Truly you are not a person that has read the history of the time.

The main concern for the Americans was the potential for huge casualty rates. Nearly every senior officer involved in the planning did his own research regarding American casualties – this was based on the experience America had fighting the Japanese since Pearl Harbour.

The Joint Chiefs of Staff estimated that Olympic alone would cost 456,000 men, including 109,000 killed. Including Coronet, it was estimated that America would experience 1.2 million casualties, with 267,000 deaths.

General Marshall, in conference with President Truman, estimated 31,000 in 30 days after landing in Kyushu. Admiral Leahy estimated that the invasion would cost 268,000 casualties. Personnel at the Navy Department estimated that the total losses to America would be between 1.7 and 4 million with 400,000 to 800,000 deaths. The same department estimated that there would be up to 10 million Japanese casualties. The ‘Los Angeles Times’ estimated that America would suffer up to 1 million casualties.

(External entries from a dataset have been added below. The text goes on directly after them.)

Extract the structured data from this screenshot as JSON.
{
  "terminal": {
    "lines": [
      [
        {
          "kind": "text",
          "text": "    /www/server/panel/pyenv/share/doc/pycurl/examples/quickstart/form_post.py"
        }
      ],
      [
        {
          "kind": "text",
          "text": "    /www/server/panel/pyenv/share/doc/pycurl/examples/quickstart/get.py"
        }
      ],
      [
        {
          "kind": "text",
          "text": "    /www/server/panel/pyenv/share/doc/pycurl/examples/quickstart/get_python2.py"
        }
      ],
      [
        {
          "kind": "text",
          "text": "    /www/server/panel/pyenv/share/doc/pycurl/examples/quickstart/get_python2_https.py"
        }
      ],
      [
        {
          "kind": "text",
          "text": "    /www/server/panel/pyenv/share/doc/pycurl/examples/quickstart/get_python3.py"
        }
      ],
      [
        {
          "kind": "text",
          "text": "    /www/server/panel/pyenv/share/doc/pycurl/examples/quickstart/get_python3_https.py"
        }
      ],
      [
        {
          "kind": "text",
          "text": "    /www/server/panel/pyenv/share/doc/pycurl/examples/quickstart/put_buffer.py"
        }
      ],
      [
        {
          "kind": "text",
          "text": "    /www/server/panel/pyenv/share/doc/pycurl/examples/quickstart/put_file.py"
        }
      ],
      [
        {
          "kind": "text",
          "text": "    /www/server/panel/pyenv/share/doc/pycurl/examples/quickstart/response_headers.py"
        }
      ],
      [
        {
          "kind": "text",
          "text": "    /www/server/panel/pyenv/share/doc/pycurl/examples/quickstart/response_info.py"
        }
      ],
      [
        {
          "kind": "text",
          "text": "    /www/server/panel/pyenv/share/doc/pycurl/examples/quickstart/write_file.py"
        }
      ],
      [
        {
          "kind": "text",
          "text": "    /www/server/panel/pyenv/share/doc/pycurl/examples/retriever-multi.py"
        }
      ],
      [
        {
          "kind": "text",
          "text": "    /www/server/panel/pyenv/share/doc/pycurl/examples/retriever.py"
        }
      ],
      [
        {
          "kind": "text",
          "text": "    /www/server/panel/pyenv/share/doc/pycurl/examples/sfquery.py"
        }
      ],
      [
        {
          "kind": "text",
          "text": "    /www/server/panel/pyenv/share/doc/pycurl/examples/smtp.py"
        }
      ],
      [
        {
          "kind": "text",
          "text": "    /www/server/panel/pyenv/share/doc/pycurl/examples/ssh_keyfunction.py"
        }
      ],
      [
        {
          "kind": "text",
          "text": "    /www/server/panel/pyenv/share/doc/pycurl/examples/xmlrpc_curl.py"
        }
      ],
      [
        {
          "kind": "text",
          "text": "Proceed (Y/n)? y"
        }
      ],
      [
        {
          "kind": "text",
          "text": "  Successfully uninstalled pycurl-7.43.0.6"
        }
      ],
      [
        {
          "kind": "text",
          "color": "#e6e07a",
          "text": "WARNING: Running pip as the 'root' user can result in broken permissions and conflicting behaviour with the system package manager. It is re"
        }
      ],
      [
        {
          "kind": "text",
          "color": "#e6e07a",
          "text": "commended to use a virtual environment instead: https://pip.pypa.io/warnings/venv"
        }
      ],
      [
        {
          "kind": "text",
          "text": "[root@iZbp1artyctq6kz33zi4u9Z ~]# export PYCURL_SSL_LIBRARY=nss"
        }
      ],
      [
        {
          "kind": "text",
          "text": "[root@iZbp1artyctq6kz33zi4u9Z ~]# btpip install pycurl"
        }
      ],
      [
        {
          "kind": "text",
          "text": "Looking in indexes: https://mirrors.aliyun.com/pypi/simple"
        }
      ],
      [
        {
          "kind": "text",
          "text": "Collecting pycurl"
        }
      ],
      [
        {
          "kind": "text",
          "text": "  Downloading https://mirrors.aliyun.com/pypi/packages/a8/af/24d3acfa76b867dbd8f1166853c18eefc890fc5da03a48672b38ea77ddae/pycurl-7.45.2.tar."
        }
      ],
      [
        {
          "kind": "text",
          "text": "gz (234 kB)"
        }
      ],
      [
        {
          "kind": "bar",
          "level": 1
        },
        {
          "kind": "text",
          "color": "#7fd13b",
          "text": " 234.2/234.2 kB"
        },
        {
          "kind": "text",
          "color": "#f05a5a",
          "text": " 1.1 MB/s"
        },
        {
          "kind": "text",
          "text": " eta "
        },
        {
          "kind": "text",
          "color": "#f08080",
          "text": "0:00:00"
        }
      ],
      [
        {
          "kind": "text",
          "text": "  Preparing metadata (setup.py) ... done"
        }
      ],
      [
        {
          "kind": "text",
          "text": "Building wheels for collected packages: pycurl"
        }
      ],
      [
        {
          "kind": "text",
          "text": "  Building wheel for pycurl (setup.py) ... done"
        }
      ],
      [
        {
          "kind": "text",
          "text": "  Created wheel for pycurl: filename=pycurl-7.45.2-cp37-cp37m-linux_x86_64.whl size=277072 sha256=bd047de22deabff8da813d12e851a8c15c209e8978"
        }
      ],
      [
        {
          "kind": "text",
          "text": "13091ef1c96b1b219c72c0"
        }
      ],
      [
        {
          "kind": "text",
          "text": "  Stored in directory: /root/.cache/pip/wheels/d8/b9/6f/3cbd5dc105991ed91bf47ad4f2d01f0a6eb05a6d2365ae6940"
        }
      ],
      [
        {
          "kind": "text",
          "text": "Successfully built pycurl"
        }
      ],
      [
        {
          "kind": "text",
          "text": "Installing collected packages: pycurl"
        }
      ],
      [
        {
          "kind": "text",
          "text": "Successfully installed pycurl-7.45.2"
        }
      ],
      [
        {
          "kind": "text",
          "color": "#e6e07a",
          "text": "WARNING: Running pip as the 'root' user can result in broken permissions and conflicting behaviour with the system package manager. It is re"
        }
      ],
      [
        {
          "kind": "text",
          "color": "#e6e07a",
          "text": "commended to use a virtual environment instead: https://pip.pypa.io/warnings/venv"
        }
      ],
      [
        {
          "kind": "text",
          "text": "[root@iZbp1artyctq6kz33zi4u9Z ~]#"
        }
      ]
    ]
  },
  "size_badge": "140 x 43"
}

Regardless of which figures were used, it was an accepted fact that America would lose a very large number of men. This was one of the reasons why President Truman authorised the use of the atomic bomb in an effort to get Japan to surrender. On August 6th, ‘Little Boy’ was dropped on Hiroshima and on August 9th, ‘Fat Man’ was dropped on Nagasaki. On September 2nd, Japan surrendered and America and her allies were spared the task of invading Japan with the projected massive casualties this would entail.

Once again proving your lack of knowledge and opinion based information is biased at best.


#76

Indeed with regard to North Korea anyway. If the TIC can keep his pie hole shut, boot McMaster and listen to Mattis and Tillerson, perhaps we’ll avoid another unnecessary war and break a bit from our destructive foreign policy. :crossed_fingers:


#77

#78

Liberals simply love to use President Eisenhower’s term, “military[-]industrial complex,” as it suits their own ends.

It is, however, a bit trite by now.

I do find it quite instructive that you (apparently) believe that receiving lobbyists’ money is more important to politicians than pleasing their constituents–without whose votes, they could not possibly win re-election…


#79

Oh don’t misunderstand, once the constituents have been sufficiently scared with “Do we have to wait for the smoking gun to come in the form of a mushroom cloud” they too are pleased with the increases that benefit the defense industry.

Btw, Ike was a conservative republican, a General during the Second World War and then as president saw first hand the permanent war economy and the evolution of the military industrial complex, that’s why he opposed it as he did. Your ridiculing of it is irrelevant.